En 1825, la France, sous le règne de Charles X, exigea d'Haïti une indemnité de 150 millions de francs-or pour reconnaître officiellement son indépendance, proclamée en 1804 après une révolte d'esclaves victorieuse. Cette demande s'inscrivait dans un contexte où la France cherchait à compenser les pertes économiques des anciens colons français, privés de leurs plantations et de leurs esclaves à la suite de la révolution haïtienne. La colonie de Saint-Domingue, avant l'indépendance, était l'une des plus lucratives du monde, générant d'importants revenus grâce à la production de sucre et de café.
Charles X justifia cette indemnité comme une réparation pour les "préjudices" subis par les colons, tout en y voyant un moyen de réaffirmer une forme de contrôle économique sur Haïti. La France accompagna cette exigence d'une menace implicite : sans paiement, Haïti risquait une intervention militaire ou un blocus naval. Pour Haïti, accepter cette demande était aussi un moyen d'obtenir une reconnaissance internationale et de briser son isolement diplomatique, notamment face aux puissances coloniales sceptiques.
En Haïti, cette exigence fut accueillie avec indignation, car elle imposait un fardeau financier écrasant à une nation naissante, déjà fragilisée par les destructions de la guerre d'indépendance et l'absence d'infrastructures économiques modernes. Cependant, sous la pression internationale et dans l'espoir de stabiliser sa position, le président haïtien Jean-Pierre Boyer signa l'ordonnance de 1825 acceptant les termes français. L'indemnité fut ramenée à 90 millions de francs-or, payables sur plusieurs décennies, et Haïti contracta des prêts auprès de banques françaises pour commencer les paiements, ce qui augmenta encore sa dette.
Le règlement de cette indemnité s'étala sur plus d'un siècle, avec des paiements effectués jusqu'en 1947. Ces versements absorbèrent une part importante des revenus nationaux haïtiens, limitant les investissements dans l'éducation, les infrastructures et le développement économique. La France, de son côté, utilisa ces fonds pour indemniser les anciens colons et renforcer son économie.
Bien que l'indemnité française ait eu un impact significatif sur l'économie haïtienne, l'idée qu'elle soit la cause principale et directe du marasme économique actuel peut être nuancée par plusieurs arguments :
1. Facteurs internes de gouvernance : Haïti a souffert de décennies d'instabilité politique, de dictatures (comme celle des Duvalier) et de corruption endémique. Ces problèmes ont entravé la mise en place de politiques économiques cohérentes et d'institutions solides, contribuant davantage à la stagnation économique que l'indemnité seule. Par exemple, la mauvaise gestion des ressources nationales et l'absence de réformes agraires ont limité le développement économique.

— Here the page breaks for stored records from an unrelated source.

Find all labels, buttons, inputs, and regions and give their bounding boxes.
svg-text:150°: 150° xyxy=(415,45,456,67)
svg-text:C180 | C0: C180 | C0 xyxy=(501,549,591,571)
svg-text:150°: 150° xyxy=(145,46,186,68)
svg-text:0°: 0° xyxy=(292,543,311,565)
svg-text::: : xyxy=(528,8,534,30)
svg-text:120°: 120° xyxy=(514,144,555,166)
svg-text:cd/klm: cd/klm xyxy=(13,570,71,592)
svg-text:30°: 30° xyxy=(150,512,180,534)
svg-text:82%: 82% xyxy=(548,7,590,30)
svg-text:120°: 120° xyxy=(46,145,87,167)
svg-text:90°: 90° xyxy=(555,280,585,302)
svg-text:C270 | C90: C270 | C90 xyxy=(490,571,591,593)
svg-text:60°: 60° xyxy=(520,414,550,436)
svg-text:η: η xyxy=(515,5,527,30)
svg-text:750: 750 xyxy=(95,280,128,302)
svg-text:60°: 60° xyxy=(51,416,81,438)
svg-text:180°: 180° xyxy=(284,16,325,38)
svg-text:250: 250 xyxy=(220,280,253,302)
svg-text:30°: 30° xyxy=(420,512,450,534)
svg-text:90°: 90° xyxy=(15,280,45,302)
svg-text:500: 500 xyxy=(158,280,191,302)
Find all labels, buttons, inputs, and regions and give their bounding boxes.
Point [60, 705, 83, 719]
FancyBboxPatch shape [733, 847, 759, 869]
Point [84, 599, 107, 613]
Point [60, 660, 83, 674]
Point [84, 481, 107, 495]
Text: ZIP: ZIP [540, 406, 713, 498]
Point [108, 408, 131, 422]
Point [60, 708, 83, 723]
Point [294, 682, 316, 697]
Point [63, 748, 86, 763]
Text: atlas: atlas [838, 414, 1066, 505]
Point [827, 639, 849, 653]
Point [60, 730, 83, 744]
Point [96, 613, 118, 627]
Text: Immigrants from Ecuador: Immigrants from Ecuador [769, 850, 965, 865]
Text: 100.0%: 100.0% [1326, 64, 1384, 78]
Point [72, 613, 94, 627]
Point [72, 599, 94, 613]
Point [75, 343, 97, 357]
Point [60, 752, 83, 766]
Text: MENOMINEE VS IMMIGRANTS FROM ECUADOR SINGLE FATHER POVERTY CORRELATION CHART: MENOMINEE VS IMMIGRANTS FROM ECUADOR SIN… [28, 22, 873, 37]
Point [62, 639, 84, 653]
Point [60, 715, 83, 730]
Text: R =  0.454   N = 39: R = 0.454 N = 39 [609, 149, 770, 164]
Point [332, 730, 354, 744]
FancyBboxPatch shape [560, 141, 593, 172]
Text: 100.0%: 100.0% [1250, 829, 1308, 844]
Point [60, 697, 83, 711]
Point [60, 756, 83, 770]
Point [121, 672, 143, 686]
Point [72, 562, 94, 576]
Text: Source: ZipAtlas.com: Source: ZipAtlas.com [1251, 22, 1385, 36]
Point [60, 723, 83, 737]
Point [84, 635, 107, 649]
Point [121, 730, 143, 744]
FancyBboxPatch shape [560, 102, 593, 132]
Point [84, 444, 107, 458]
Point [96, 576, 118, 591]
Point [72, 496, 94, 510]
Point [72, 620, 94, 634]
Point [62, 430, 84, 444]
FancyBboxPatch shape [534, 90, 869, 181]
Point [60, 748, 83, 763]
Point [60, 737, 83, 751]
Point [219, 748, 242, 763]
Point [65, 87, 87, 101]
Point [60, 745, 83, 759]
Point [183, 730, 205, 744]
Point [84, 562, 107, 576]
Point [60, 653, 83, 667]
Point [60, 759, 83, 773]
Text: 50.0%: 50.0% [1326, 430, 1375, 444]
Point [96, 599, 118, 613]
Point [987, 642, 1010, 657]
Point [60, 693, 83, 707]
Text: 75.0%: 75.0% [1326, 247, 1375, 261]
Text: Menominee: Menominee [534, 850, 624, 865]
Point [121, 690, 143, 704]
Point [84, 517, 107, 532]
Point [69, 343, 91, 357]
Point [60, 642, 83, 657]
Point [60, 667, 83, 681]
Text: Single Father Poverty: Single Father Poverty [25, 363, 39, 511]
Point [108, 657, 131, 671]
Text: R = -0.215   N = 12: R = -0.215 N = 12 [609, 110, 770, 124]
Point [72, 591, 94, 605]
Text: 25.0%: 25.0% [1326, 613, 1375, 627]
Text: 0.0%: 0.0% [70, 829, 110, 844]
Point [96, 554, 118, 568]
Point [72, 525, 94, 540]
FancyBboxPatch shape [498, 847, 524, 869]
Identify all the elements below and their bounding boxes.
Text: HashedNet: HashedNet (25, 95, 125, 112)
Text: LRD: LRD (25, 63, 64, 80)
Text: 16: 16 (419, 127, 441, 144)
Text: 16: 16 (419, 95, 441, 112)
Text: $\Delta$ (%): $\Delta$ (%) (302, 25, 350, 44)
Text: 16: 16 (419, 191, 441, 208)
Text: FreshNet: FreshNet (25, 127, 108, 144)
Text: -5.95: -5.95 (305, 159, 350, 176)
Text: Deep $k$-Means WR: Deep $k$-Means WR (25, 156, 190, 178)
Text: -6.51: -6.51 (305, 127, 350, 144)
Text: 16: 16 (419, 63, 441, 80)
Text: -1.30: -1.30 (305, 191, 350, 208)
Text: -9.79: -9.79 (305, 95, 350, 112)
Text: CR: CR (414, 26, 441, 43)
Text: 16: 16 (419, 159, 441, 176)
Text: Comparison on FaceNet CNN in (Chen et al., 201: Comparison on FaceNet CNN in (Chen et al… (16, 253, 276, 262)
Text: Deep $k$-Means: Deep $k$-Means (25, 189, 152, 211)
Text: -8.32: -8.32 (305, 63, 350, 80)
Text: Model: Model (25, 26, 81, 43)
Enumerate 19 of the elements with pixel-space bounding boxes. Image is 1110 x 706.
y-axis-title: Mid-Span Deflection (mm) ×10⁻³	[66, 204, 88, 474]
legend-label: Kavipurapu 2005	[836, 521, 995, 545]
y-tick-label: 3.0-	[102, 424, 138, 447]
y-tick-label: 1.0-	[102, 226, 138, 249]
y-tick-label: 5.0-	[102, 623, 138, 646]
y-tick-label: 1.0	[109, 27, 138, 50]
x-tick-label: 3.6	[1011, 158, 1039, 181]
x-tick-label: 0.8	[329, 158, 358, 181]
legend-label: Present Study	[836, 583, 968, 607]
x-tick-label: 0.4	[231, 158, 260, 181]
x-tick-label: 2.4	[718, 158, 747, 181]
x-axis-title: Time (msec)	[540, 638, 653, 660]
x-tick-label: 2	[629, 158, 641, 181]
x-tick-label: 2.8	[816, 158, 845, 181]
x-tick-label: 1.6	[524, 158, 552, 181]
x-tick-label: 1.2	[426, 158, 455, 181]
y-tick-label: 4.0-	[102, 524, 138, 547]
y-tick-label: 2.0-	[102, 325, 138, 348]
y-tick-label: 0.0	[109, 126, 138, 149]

2. Contexte international et isolement : Après 1804, Haïti fut marginalisée par les puissances occidentales, qui voyaient son indépendance comme une menace à l'ordre colonial et esclavagiste. Cet isolement a restreint l'accès d'Haïti aux marchés internationaux et aux investissements étrangers, un obstacle économique bien plus durable que l'indemnité.
3. Évolution économique post-indemnité : Bien que l'indemnité ait grevé les finances haïtiennes jusqu'au milieu du XXe siècle, l'économie haïtienne a continué à se dégrader après la fin des paiements en 1947. Des facteurs comme la dépendance aux exportations agricoles, la déforestation massive et l'absence de diversification économique ont joué un rôle clé dans cette trajectoire.
4. Interventions étrangères ultérieures : Les interventions étrangères, notamment l'occupation américaine de 1915 à 1934, ont restructuré l'économie haïtienne pour servir les intérêts étrangers, renforçant la dépendance et l'extraction de ressources. Ces interventions, combinées à des politiques économiques imposées par des institutions internationales dans les décennies suivantes, ont eu un impact plus immédiat sur la situation économique récente que l'indemnité de 1825.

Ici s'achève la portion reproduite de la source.